I was early for a meeting in Wilkes County. With some time to kill, I followed the distant but pervasive sound of (pardon the geek reference) a phaser pistol overloading. I parked where a neighborhood met a wooded drain, and from a roadside swamped by wisteria, I heard the steady, whining drone of untold numbers of cicadas, all looking for love.

Like many insects, cicada adulthood is merely a fraction of the insects’ total lifespan. After hatching from eggs drilled into tree twigs, the nymphs fall to the ground. They burrow in and live in the earth for from as little as one to as many as 17 years, surviving by drinking sap from tree roots. When the time comes, the nymphs climb up trees, poles, grass, or whatever they find to get a little elevation. They split the back of their exoskeletal skin and molt. Once the new exoskeleton hardens and the wings straighten and dry, they fly off to find a mate. The males do all the calling; I can’t fathom how a female chooses one among the cacophony. Cicadas do take time to feed, drinking plant juices, but don’t do much damage considering their numbers. They don’t bite or sting, although the deep buzz of a low-flying cicada can be startling.
Georgia is home to 20 or so “annual” species of cicada, so called because adults appear every year. After spending less than half a dozen years in the darkness, these large insects appear in the heat of the summer, buzz around in their millions for a few weeks, and then die. They are often dull-colored or camouflaged, and more likely to be heard than seen until we find them dead on the ground at the end of their final sprint.

There are also six species known as “periodic” cicadas. These black and orange insects spend 13 to 17 years as nymphs before rising to deafen the neighbors. While some annual cicadas appear every year, the periodic cicadas all rise together in tremendous broods. This year, the trillions of members of 13-year Brood XIX are keeping folks awake from Virginia to Louisiana and up into the Midwest (Broods are multi-state masses of periodic cicadas that all rise in the same summer. A 17-year group known as Brood XIII has also risen this year in the upper Midwest).

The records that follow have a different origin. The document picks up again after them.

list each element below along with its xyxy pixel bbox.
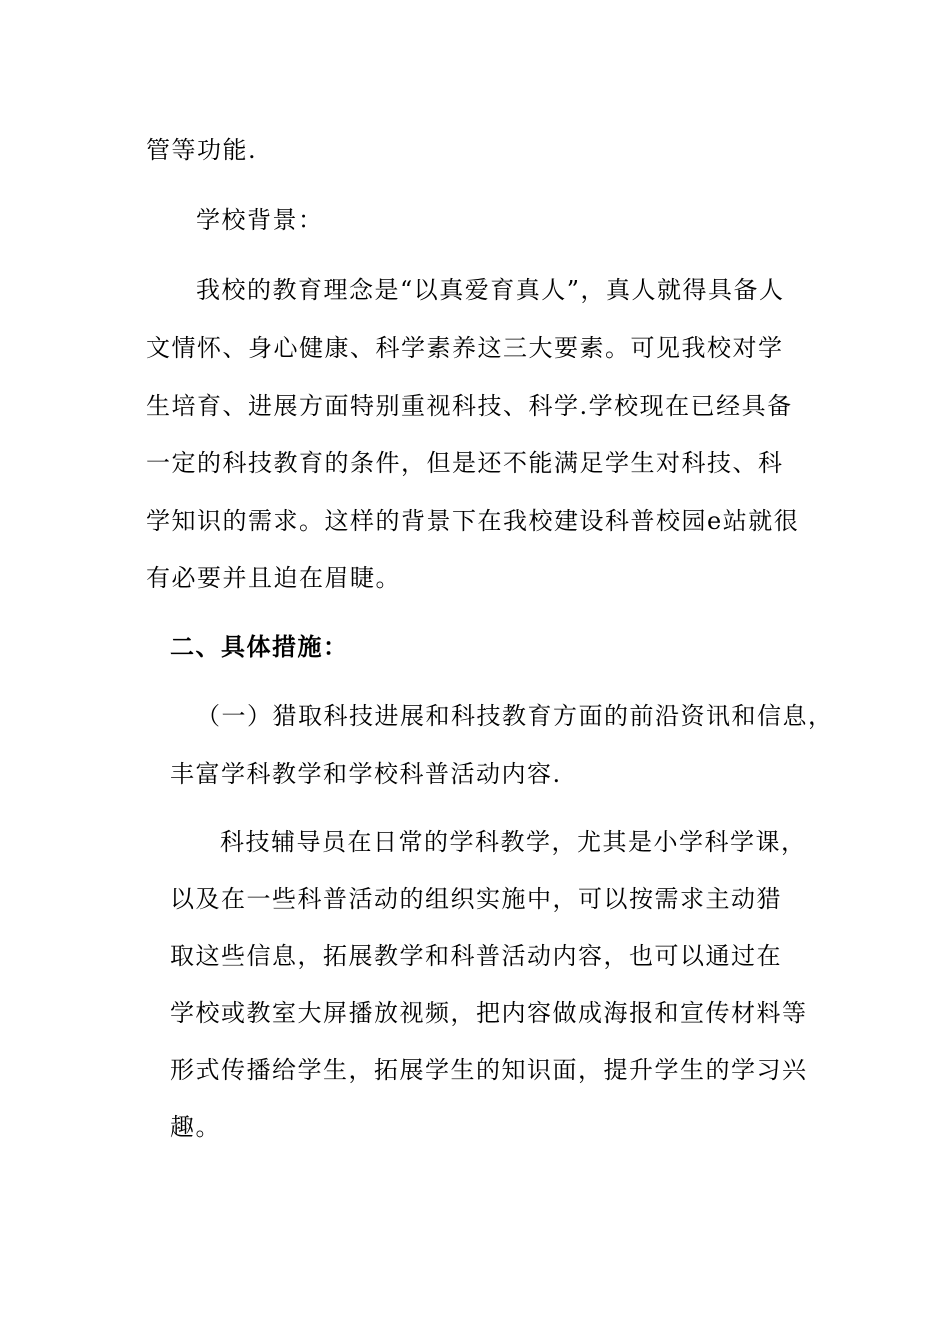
text-line: 趣。 [170,1113,221,1141]
section-label: 学校背景： [196,206,324,234]
text-line: 学校或教室大屏播放视频，把内容做成海报和宣传材料等 [170,999,808,1027]
text-line: 学知识的需求。这样的背景下在我校建设科普校园e站就很 [146,507,800,535]
text-line: 形式传播给学生，拓展学生的知识面，提升学生的学习兴 [170,1056,808,1084]
text-line: 管等功能. [146,136,258,164]
text-line: 取这些信息，拓展教学和科普活动内容，也可以通过在 [170,942,782,970]
text-line: 生培育、进展方面特别重视科技、科学.学校现在已经具备 [146,392,793,420]
text-line: 我校的教育理念是“以真爱育真人”，真人就得具备人 [196,276,785,304]
text-line: 科技辅导员在日常的学科教学，尤其是小学科学课， [220,828,807,856]
text-line: 丰富学科教学和学校科普活动内容. [170,760,562,788]
section-heading: 二、具体措施： [170,633,349,661]
subsection-heading: （一）猎取科技进展和科技教育方面的前沿资讯和信息， [196,702,834,730]
text-line: 以及在一些科普活动的组织实施中，可以按需求主动猎 [170,885,782,913]
text-line: 一定的科技教育的条件，但是还不能满足学生对科技、科 [146,449,784,477]
text-line: 有必要并且迫在眉睫。 [146,564,401,592]
text-line: 文情怀、身心健康、科学素养这三大要素。可见我校对学 [146,334,784,362]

My first close contact took place just as I stepped from the truck; an orange-eyed critter landed on my shirt and stayed put for a couple of minutes before getting spooked and flying off. Once I started looking, I saw the empty husks everywhere – dozens on a branch, sometimes one on each side of a leaf! And while the trees ahead of me housed the vast majority of cicadas, there were several specimens amongst the shells at my feet, mostly unbothered by me even at close range.

And the air was full of the wailing siren of cicada courtship. Did they reach the estimated one million per acre in these woods? All that noise suggested it was a possibility. At close range, cicada calls can reach 90-100 decibels, or as loud as a power drill! I was as close as I needed to be to the unearthly courting cries.
After a while, I set about collecting some of the exoskeletons (because that’s the sort of thing I do). A 15-foot strip of roadside netted me several dozen husks, and there were others in view that I didn’t harvest.
I took my collection back to the truck; it was time for my meeting, and the cicadas had their own business to attend.